9. Solvers

9.1. Linear systems

Linear solvers typically take up the largest portion of the solution time in the finite element method. Very large scale systems of million degrees of freedom should use iterative solvers as their memory usage is small in comparison to their direct solver brethren. For problems where it is possible to use a direct solver then this is the suggested default.

Neon uses a selection of linear solvers, most of which employ shared memory parallelisation or have GPU-accelerated counterparts. Direct solvers require no options apart from the solver name. The type of solver (symmetric or unsymmetric) is automatically deduced based on boundary conditions, constitutive model and other algorithmic choices.

Direct solvers available "type" : "keyword"
Type keyword Details
"direct" Inbuilt from the Eigen library (LLT or LU)
"PaStiX" Interfaces to the PaStiX library (LLT or LU)
"MUMPS" Interfaces to the MUMPS library (LDLT or LU)

An example of using the "PaStiX" solver is

"linear_solver" {
    "type" : "PaStiX"
}

To specify an iterative solver require additional fields due to the white-box nature of the methods. If these are not set, then defaults will be chosen for you. The following table demonstrates the defaults, where each iterative solver currently uses a diagonal pre-conditioner due to ease of parallelisation

Iterative solvers defaults
Iterative solver option Default value
"device" "cpu"
"tolerance" 1.0e-6 (Relative tolerance)
"maximum_iterations" 1.0e-6 (Maximum iterations before failure)

and the option meanings

Iterative solvers available "Type" : "keyword"
Additional options Details
"device" "cpu" and "gpu"
"backend" Provide options for the acceleration framework

Note than when selecting "gpu" the binary must have compiled in support that is enabled through the -DENABLE_OPENCL=1 or -DENABLE_CUDA CMake flags.

An example of an iterative solver definition using the CUDA iterative linear solver

"linear_solver" {
    "type" : "iterative",
    "device" : "gpu",
    "tolerance" : 1.0e-6,
    "maximum_iterations" : 1500,
    "backend" : {
       "type" : "cuda",
       "device" : 0
    }
}

The "type" field can also contain "opencl" to use the OpenCL kernels for computation.
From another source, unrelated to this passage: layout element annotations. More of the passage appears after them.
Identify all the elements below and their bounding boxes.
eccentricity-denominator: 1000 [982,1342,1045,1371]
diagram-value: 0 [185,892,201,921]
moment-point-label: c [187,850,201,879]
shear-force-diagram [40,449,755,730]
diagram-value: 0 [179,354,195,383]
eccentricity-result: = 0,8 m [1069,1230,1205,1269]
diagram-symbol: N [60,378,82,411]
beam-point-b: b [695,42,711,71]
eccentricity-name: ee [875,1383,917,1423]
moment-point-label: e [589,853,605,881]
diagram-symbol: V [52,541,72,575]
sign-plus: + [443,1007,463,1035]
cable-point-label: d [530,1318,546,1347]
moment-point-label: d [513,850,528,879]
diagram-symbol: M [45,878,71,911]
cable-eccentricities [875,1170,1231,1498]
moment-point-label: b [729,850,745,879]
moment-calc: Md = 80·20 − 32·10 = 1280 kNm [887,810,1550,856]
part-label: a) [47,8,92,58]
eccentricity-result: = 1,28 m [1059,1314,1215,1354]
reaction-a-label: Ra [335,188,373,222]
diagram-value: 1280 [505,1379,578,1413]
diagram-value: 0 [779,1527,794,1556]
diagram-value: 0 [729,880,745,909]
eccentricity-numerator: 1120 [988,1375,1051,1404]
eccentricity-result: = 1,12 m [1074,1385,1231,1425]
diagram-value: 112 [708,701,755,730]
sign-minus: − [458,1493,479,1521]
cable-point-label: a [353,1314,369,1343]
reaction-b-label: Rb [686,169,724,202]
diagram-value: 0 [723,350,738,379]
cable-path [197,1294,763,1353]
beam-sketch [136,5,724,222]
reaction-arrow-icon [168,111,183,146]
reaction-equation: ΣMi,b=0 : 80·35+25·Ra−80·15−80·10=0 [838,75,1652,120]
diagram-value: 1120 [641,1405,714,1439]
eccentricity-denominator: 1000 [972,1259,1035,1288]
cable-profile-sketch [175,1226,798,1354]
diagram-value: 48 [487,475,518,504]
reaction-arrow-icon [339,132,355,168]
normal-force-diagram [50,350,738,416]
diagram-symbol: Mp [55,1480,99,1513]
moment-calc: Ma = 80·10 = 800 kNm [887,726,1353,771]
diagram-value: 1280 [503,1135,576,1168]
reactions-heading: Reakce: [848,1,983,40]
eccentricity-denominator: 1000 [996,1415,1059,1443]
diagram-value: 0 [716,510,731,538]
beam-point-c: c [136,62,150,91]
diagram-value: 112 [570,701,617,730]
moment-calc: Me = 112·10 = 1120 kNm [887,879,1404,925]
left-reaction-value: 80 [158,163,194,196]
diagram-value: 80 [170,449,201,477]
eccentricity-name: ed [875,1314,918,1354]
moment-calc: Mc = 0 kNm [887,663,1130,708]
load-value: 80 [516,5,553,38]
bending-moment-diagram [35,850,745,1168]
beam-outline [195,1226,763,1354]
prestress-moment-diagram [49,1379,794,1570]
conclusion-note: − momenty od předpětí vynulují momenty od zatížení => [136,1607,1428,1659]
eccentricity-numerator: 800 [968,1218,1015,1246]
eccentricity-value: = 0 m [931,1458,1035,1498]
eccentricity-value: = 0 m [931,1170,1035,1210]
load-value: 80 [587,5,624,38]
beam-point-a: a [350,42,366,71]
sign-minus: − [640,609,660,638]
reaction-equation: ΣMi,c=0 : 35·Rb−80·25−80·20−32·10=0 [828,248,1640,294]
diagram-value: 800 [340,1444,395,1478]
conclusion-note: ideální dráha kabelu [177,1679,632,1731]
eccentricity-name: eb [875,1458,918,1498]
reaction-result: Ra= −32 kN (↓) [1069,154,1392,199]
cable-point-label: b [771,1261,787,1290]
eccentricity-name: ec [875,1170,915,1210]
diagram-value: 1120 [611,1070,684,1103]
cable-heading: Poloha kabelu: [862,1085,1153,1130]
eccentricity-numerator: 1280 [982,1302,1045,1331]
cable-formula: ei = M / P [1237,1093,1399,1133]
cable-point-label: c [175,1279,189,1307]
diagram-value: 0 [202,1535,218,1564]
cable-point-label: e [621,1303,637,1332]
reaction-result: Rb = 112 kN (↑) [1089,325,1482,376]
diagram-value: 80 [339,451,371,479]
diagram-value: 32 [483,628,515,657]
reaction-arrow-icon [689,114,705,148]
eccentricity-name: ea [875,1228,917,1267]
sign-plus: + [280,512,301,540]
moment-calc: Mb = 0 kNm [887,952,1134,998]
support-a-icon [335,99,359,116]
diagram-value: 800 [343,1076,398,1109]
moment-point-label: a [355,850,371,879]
Because of the multi-device nature of OpenCL a "device" and a "platform" are then required to select the desired device

"linear_solver" {
    "type" : "iterative",
    "device" : "gpu",
    "tolerance" : 1.0e-6,
    "maximum_iterations" : 1500,
    "backend" : {
       "type" : "opencl",
       "platform" : 0,
       "device" : 0
    }
}

All linear solvers use double floating point precision which may incur performance penalties on GPU devices however testing shows a significant increase in performance is still obtained with double precision due to the higher memory bandwidth. A single precision version of Krylov subspace solvers is not recommended due to round-off error in computing the search direction.

9.2. Eigenvalue problems

The solution of an eigenvalue problem arises in natural frequency analysis and buckling analysis in structural dynamics. Usually only the solution of a few eigenvalues are required and this becomes computationally feasible for large sparse matrices. These eigenvalues and eigenvectors correspond to the natural frequency and the mode shape of the structure for natural frequency analysis. For the linear elastic buckling load of a structure, the eigenvalues provide the limit load and the deformed shape.

Unlike direct methods for linear systems, eigenvalues have to be solved for in an iterative fashion. There are several different algorithms available depending on the problem.

An example of an eigenvalue solver definition

"eigen_solver" {
    "type" : "lanczos",
    "values" : 15,
    "spectrum" : "lower"
}

where the "type" field indicates what algorithm to use ("arpack", "lanczos" and "power_iteration") are available. The "values" keyword determines how many eigenvalues are to be solved for. This should be much less than the total number of degrees of freedom in the system. Finally the "spectrum" keyword indicates from which end of the spectrum the values will be computed, where "lower" indicates Eigenvalues from the lowest frequency and "upper" computes the higher frequency Eigenvalues.